Following these events, the Pandavas receive recognition from the gods. The main characters return to the mortal world. The book and series ends with Aru telling her story to Valmiki as she promised in the first book.

== Characters ==
- Aru Shah (books 1–5) is the protagonist of the series. She is the biological daughter of The Sleeper and Krithika Shah and the soul daughter of Indra, the god of rain, thunder, and storms. She is the reincarnation of the Pandava Arjuna and wields a lightning bolt named Vajra.
- Mini Kapoor-Mercado-Lopez (books 1–5) is a smart but anxious Pandava sister and the soul daughter of Dharma Raja, the god of death. She meets Aru in the beginning of End of Times. She is the reincarnation of the Pandava Yudhishthira and wields a Death Danda named Dee Dee.
- Brynne Rao (books 2–5) is a shape-shifting Pandava with asura lineage and the soul daughter of Vayu, the god of wind. She joins the heroes in book two to help them find the god of love's bow and arrow. She is the reincarnation of the Pandava Bhima and wields a wind mace called Gogo.
- Nikita Jagan and Sheela Jagan (books 3–5) are twin pandavas who are the soul daughters of the Ashvins, the twin gods of health and medicine. They are the reincarnations of the Pandavas Nakula and Sahadeva respectively. Sheela is prophetic and provides the team (dubbed "The Potatoes") with knowledge of the future.
- Aiden Acharya (books 2–5) is the son of an Apsara, a friend of Brynne and a "Pandava-adjacent". He is the reincarnation of Draupadi, the wife of the Pandavas, and wields a camera, which he names Shadowfax, as well as a pair of scimitars which he uses as weapons.
- Kara (books 4–5) is the half-sister of Aru. She is the adopted daughter of The Sleeper and the soul daughter of Surya, the god of the sun. Though initially at odds with the characters because of her father, she joins their group in book four. She is the reincarnation of Karna, the unknown brother of the Pandavas and wields a trident called Sunny.
- Prince Rudra of Naga-Loka (books 1–5), also known as Rudy, is a Naga companion of the Pandavas, the Grandson of Takshaka, a descendant of Ulupi and Aiden's cousin.
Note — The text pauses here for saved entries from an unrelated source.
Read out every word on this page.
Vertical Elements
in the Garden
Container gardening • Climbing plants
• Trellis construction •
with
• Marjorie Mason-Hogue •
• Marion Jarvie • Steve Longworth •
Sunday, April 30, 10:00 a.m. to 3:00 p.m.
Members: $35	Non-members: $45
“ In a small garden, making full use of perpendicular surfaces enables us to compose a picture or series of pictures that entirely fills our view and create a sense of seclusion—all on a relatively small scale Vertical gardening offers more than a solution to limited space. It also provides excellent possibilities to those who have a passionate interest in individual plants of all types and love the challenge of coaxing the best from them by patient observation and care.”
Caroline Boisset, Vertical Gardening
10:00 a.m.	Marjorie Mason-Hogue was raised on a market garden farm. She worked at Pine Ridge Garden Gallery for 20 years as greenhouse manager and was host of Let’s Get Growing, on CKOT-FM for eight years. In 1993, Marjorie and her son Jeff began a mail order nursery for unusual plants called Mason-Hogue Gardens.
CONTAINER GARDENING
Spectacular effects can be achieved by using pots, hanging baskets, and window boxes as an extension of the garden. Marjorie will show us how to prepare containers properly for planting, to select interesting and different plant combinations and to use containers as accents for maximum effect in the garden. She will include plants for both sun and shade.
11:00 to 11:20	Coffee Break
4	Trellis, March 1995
He possesses little knowledge of human society.
- Boo (books 1–4) is a talking pigeon. His full name is Subala. He is a friend and mentor to the Pandava sisters. He later betrays them to the Sleeper, surprisingly, but only to protect them. He later reincarnates as a firebird, whom the Pandavas dub "BB," for "Baby-Boo." His true identity is that of Shakuni, the maternal uncle of the Kauravas.
- The Sleeper (books 1–5), also known as Suyodhana, is the father of Aru and Kara and the main antagonist of the series. He was awakened by Aru unwittingly in the beginning of book one. His true identity is that of Duryodhana, the eldest among the Kauravas.
- Lady M (book 2) is the main antagonist of Song of Death and the thief who stole the god of love's bow and arrow. Her true identity was that of the rakshasi Meenakshi. She was killed by Aru.
- Hanuman (books 1-5), as himself (Hanuman) from Hindu Mythology. He is one of the Pandavas' gurus.
- Urvashi (books 1-5), as herself (Urvashi) from Hindu Mythology. She is one of the Pandavas' gurus, and Aiden's mother's cousin.
- Garuda (books 3-5), based on the bird king Garuda from Hindu Mythology. He is on the Council of Guardians, and meets the Pandavas in Great Smoky Mountains National Park, on their third adventure.
- Jambavan (book 5), known as the fierce bear king. He is on the Council of Guardians, and meets the Pandavas on their quest to obtain the Syamantaka Jewel (or the sun jewel) to stop the Sleeper from gaining immortality.

== Reception ==
Common Sense Media had awarded Aru Shah and the Nectar of Immortality four out of five stars, stating that it was "a well-balanced and highly enjoyable finale." Laughing Place, had called it "the perfect bookend to an incredible tale" and "a four-star delight...the perfect way to start the spring reading season."

Business Insider listed it as one of the twenty-two most awaited audiobooks of 2022. Kirkus Reviews said that it was a "deeply satisfying conclusion to a superb, groundbreaking series" with "Chokshi's trademark humor and wit."